Use bitter foods to gently cue bile: arugula, dandelion greens, radicchio, lemon water, ACV…
If you don’t have a gallbladder, this is where working with a practitioner on digestion support (bile, enzymes, stomach acid) can be huge.
Better bile leads to better fat digestion, which means more bile-acid signaling to those GLP-1-making L-cells.
4. Take one small step for inflammation
Inflammation in the gut makes everything harder: GLP-1, insulin, leptin, thyroid, all of it.
Instead of a full food overhaul, I always suggest starting tiny:
Swap one ultra-processed snack for something closer to real food.
Add color once a day (berries, dark leafy greens, purple cabbage, beets).
Watch how certain foods make you feel over a few days (bloat, mood, energy), without judgment. It’s just data.
It really, really is about the tiny steps. By doing these things gradually, you’re slowly making the gut a calmer, more responsive place for hormones to do their job.
Here’s where meds can make a lot of sense
GLP-1 meds absolutely have a place. They can be life-changing for some people. Especially with diabetes, significant insulin resistance, high cardiometabolic risk, or when other supports haven’t been enough.
I’m not here to tell anyone to stop a prescription...or that there’s not a place for one.
What I am saying: These meds work because they plug into a system you already have. That system is deeply connected to gut health, digestion, circadian rhythm, and how you eat and live. Even if you’re on a GLP-1, supporting your gut and rhythm is still foundational, not optional.

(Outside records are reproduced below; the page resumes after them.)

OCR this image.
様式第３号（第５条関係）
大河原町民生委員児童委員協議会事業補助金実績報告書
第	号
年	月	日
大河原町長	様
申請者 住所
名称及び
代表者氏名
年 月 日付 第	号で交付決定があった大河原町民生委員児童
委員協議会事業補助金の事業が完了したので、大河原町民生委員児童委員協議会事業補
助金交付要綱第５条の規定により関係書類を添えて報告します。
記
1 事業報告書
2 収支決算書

And if you’re not on a med but you’re GLP-1-curious because of all the benefits you’re hearing about, it’s worth knowing: You do have ways to gently support your own GLP-1 production that don’t require an injection. They’re not dramatic. But they are real, and they are effective.
They’re the slow, boring changes that build better insulin sensitivity, more stable hormones, and a metabolism you can actually live with for years.
I know…certainly not as flashy. BUT, a lot more sustainable.